The faculty of the Bellarmine University Program in Criminal Justice Studies, Sociology, and Anthropology, and the minor in African and African American Diaspora Studies, join millions of Americans in expressing our collective sorrow and outrage at the recent murders of Ahmaud Aubrey, George Floyd, Breonna Taylor, and David McAtee. We recognize their deaths not as singular occurrences, but as interconnected events produced by the historic and continued systemic racism and violence directed against Black Americans. We further recognize that silence and inaction make us all complicit in the reproduction of racial inequality, and therefore, wish to add our voices to those condemning police violence, white supremacy, and racial injustice everywhere. 

We must speak out as faculty who teach, research, and engage with our communities on issues of racial inequality in social institutions, especially the criminal justice system. We appreciate the critical role we play in educating students who go on to become community leaders, social workers, teachers, and police officers—professionals whose lives are in the trenches, where inequality fouls the system and limits the potential of countless individuals. In this historic sociopolitical moment, we reaffirm our professional and personal commitments to understanding, exposing, and addressing injustices of any nature at the individual and institutional levels. We reaffirm our commitment to inclusive classrooms, and to the production of knowledge that unsettles historical “certainties” about class, gender, race and other intersecting systems of oppression. 

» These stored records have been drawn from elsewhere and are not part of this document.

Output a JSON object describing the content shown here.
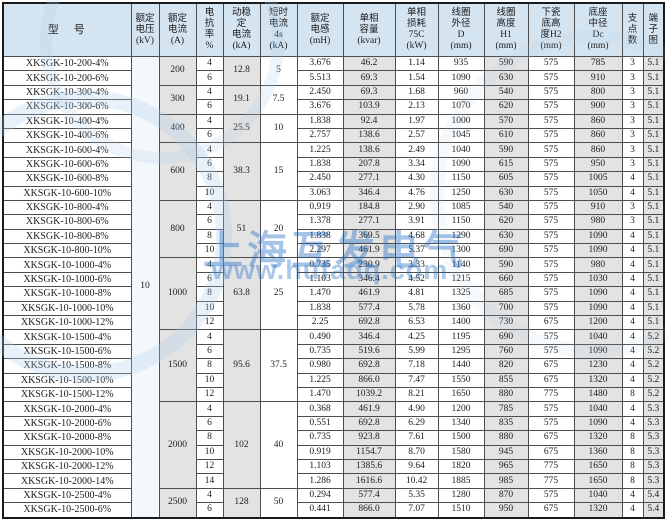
{
  "watermark": {
    "company": "上海互发电气",
    "url": "www.hufadq.com",
    "color": "#2a72c8"
  },
  "table": {
    "voltage_kv": "10",
    "headers": {
      "model": [
        "型　号"
      ],
      "voltage": [
        "额定",
        "电压",
        "(kV)"
      ],
      "current": [
        "额定",
        "电流",
        "(A)"
      ],
      "reactance": [
        "电",
        "抗",
        "率",
        "%"
      ],
      "dynamic": [
        "动稳",
        "定",
        "电流",
        "(kA)"
      ],
      "short_time": [
        "短时",
        "电流",
        "4s",
        "(kA)"
      ],
      "inductance": [
        "额定",
        "电感",
        "(mH)"
      ],
      "capacity": [
        "单相",
        "容量",
        "(kvar)"
      ],
      "loss": [
        "单相",
        "损耗",
        "75C",
        "(kW)"
      ],
      "coil_d": [
        "线圈",
        "外径",
        "D",
        "(mm)"
      ],
      "coil_h1": [
        "线圈",
        "高度",
        "H1",
        "(mm)"
      ],
      "porcelain_h2": [
        "下瓷",
        "底高",
        "度H2",
        "(mm)"
      ],
      "base_dc": [
        "底座",
        "中径",
        "Dc",
        "(mm)"
      ],
      "supports": [
        "支",
        "点",
        "数"
      ],
      "diagram": [
        "端",
        "子",
        "图"
      ]
    },
    "row_keys": [
      "model",
      "reactance",
      "inductance",
      "capacity",
      "loss",
      "d",
      "h1",
      "h2",
      "dc",
      "supports",
      "diagram"
    ],
    "groups": [
      {
        "current": "200",
        "dynamic": "12.8",
        "short_time": "5",
        "rows": [
          [
            "XKSGK-10-200-4%",
            "4",
            "3.676",
            "46.2",
            "1.14",
            "935",
            "590",
            "575",
            "785",
            "3",
            "5.1"
          ],
          [
            "XKSGK-10-200-6%",
            "6",
            "5.513",
            "69.3",
            "1.54",
            "1090",
            "630",
            "575",
            "910",
            "3",
            "5.1"
          ]
        ]
      },
      {
        "current": "300",
        "dynamic": "19.1",
        "short_time": "7.5",
        "rows": [
          [
            "XKSGK-10-300-4%",
            "4",
            "2.450",
            "69.3",
            "1.68",
            "960",
            "540",
            "575",
            "800",
            "3",
            "5.1"
          ],
          [
            "XKSGK-10-300-6%",
            "6",
            "3.676",
            "103.9",
            "2.13",
            "1070",
            "620",
            "575",
            "900",
            "3",
            "5.1"
          ]
        ]
      },
      {
        "current": "400",
        "dynamic": "25.5",
        "short_time": "10",
        "rows": [
          [
            "XKSGK-10-400-4%",
            "4",
            "1.838",
            "92.4",
            "1.97",
            "1000",
            "570",
            "575",
            "860",
            "3",
            "5.1"
          ],
          [
            "XKSGK-10-400-6%",
            "6",
            "2.757",
            "138.6",
            "2.57",
            "1045",
            "610",
            "575",
            "860",
            "3",
            "5.1"
          ]
        ]
      },
      {
        "current": "600",
        "dynamic": "38.3",
        "short_time": "15",
        "rows": [
          [
            "XKSGK-10-600-4%",
            "4",
            "1.225",
            "138.6",
            "2.49",
            "1040",
            "590",
            "575",
            "860",
            "3",
            "5.1"
          ],
          [
            "XKSGK-10-600-6%",
            "6",
            "1.838",
            "207.8",
            "3.34",
            "1090",
            "615",
            "575",
            "950",
            "3",
            "5.1"
          ],
          [
            "XKSGK-10-600-8%",
            "8",
            "2.450",
            "277.1",
            "4.30",
            "1150",
            "605",
            "575",
            "1005",
            "4",
            "5.1"
          ],
          [
            "XKSGK-10-600-10%",
            "10",
            "3.063",
            "346.4",
            "4.76",
            "1250",
            "630",
            "575",
            "1050",
            "4",
            "5.1"
          ]
        ]
      },
      {
        "current": "800",
        "dynamic": "51",
        "short_time": "20",
        "rows": [
          [
            "XKSGK-10-800-4%",
            "4",
            "0.919",
            "184.8",
            "2.90",
            "1085",
            "540",
            "575",
            "910",
            "3",
            "5.1"
          ],
          [
            "XKSGK-10-800-6%",
            "6",
            "1.378",
            "277.1",
            "3.91",
            "1150",
            "620",
            "575",
            "980",
            "3",
            "5.1"
          ],
          [
            "XKSGK-10-800-8%",
            "8",
            "1.838",
            "369.5",
            "4.68",
            "1290",
            "630",
            "575",
            "1090",
            "4",
            "5.1"
          ],
          [
            "XKSGK-10-800-10%",
            "10",
            "2.297",
            "461.9",
            "5.37",
            "1300",
            "690",
            "575",
            "1090",
            "4",
            "5.1"
          ]
        ]
      },
      {
        "current": "1000",
        "dynamic": "63.8",
        "short_time": "25",
        "rows": [
          [
            "XKSGK-10-1000-4%",
            "4",
            "0.735",
            "230.9",
            "3.33",
            "1140",
            "590",
            "575",
            "980",
            "4",
            "5.1"
          ],
          [
            "XKSGK-10-1000-6%",
            "6",
            "1.103",
            "346.4",
            "4.52",
            "1215",
            "660",
            "575",
            "1030",
            "4",
            "5.1"
          ],
          [
            "XKSGK-10-1000-8%",
            "8",
            "1.470",
            "461.9",
            "4.81",
            "1325",
            "685",
            "575",
            "1090",
            "4",
            "5.1"
          ],
          [
            "XKSGK-10-1000-10%",
            "10",
            "1.838",
            "577.4",
            "5.78",
            "1360",
            "700",
            "575",
            "1090",
            "4",
            "5.1"
          ],
          [
            "XKSGK-10-1000-12%",
            "12",
            "2.25",
            "692.8",
            "6.53",
            "1400",
            "730",
            "675",
            "1200",
            "4",
            "5.1"
          ]
        ]
      },
      {
        "current": "1500",
        "dynamic": "95.6",
        "short_time": "37.5",
        "rows": [
          [
            "XKSGK-10-1500-4%",
            "4",
            "0.490",
            "346.4",
            "4.25",
            "1195",
            "690",
            "575",
            "1040",
            "4",
            "5.2"
          ],
          [
            "XKSGK-10-1500-6%",
            "6",
            "0.735",
            "519.6",
            "5.99",
            "1295",
            "760",
            "575",
            "1090",
            "4",
            "5.2"
          ],
          [
            "XKSGK-10-1500-8%",
            "8",
            "0.980",
            "692.8",
            "7.18",
            "1440",
            "820",
            "675",
            "1230",
            "4",
            "5.2"
          ],
          [
            "XKSGK-10-1500-10%",
            "10",
            "1.225",
            "866.0",
            "7.47",
            "1550",
            "855",
            "675",
            "1320",
            "4",
            "5.2"
          ],
          [
            "XKSGK-10-1500-12%",
            "12",
            "1.470",
            "1039.2",
            "8.21",
            "1650",
            "880",
            "775",
            "1480",
            "8",
            "5.2"
          ]
        ]
      },
      {
        "current": "2000",
        "dynamic": "102",
        "short_time": "40",
        "rows": [
          [
            "XKSGK-10-2000-4%",
            "4",
            "0.368",
            "461.9",
            "4.90",
            "1200",
            "785",
            "575",
            "1040",
            "4",
            "5.3"
          ],
          [
            "XKSGK-10-2000-6%",
            "6",
            "0.551",
            "692.8",
            "6.29",
            "1340",
            "835",
            "575",
            "1090",
            "4",
            "5.3"
          ],
          [
            "XKSGK-10-2000-8%",
            "8",
            "0.735",
            "923.8",
            "7.61",
            "1500",
            "880",
            "675",
            "1320",
            "8",
            "5.3"
          ],
          [
            "XKSGK-10-2000-10%",
            "10",
            "0.919",
            "1154.7",
            "8.70",
            "1580",
            "945",
            "675",
            "1360",
            "8",
            "5.3"
          ],
          [
            "XKSGK-10-2000-12%",
            "12",
            "1.103",
            "1385.6",
            "9.64",
            "1820",
            "965",
            "775",
            "1650",
            "8",
            "5.3"
          ],
          [
            "XKSGK-10-2000-14%",
            "14",
            "1.286",
            "1616.6",
            "10.42",
            "1885",
            "985",
            "775",
            "1650",
            "8",
            "5.3"
          ]
        ]
      },
      {
        "current": "2500",
        "dynamic": "128",
        "short_time": "50",
        "rows": [
          [
            "XKSGK-10-2500-4%",
            "4",
            "0.294",
            "577.4",
            "5.35",
            "1280",
            "870",
            "575",
            "1040",
            "4",
            "5.4"
          ],
          [
            "XKSGK-10-2500-6%",
            "6",
            "0.441",
            "866.0",
            "7.07",
            "1510",
            "950",
            "675",
            "1320",
            "4",
            "5.4"
          ]
        ]
      }
    ]
  }
}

We appreciate the leadership of Dr. Susan Donovan, whose statement on these events challenged us to do better. We also appreciate the leadership of Dr. Donald Mitchell, our new Chief Diversity Officer, as well as the leadership of Joe Frazier and Emily Dixon in the Office of Identity and Inclusion (OII). We are inspired by activism on our campus and in the broader community. Our students, faculty, and staff are among those out in the streets doing the work that can force change. Likewise, alongside OII, our students organized a campus-wide supply drive for local activists and protestors. 

As a program, we strengthen our resolve to teach, do research, and act in ways that move us toward equity and justice in this city and beyond. Further, we call on the entire Bellarmine community to do the same: may we all recognize our responsibility to root out racism wherever it is embedded and to do the work of educating ourselves, reflecting, and moving forward with care, fervor, and purpose.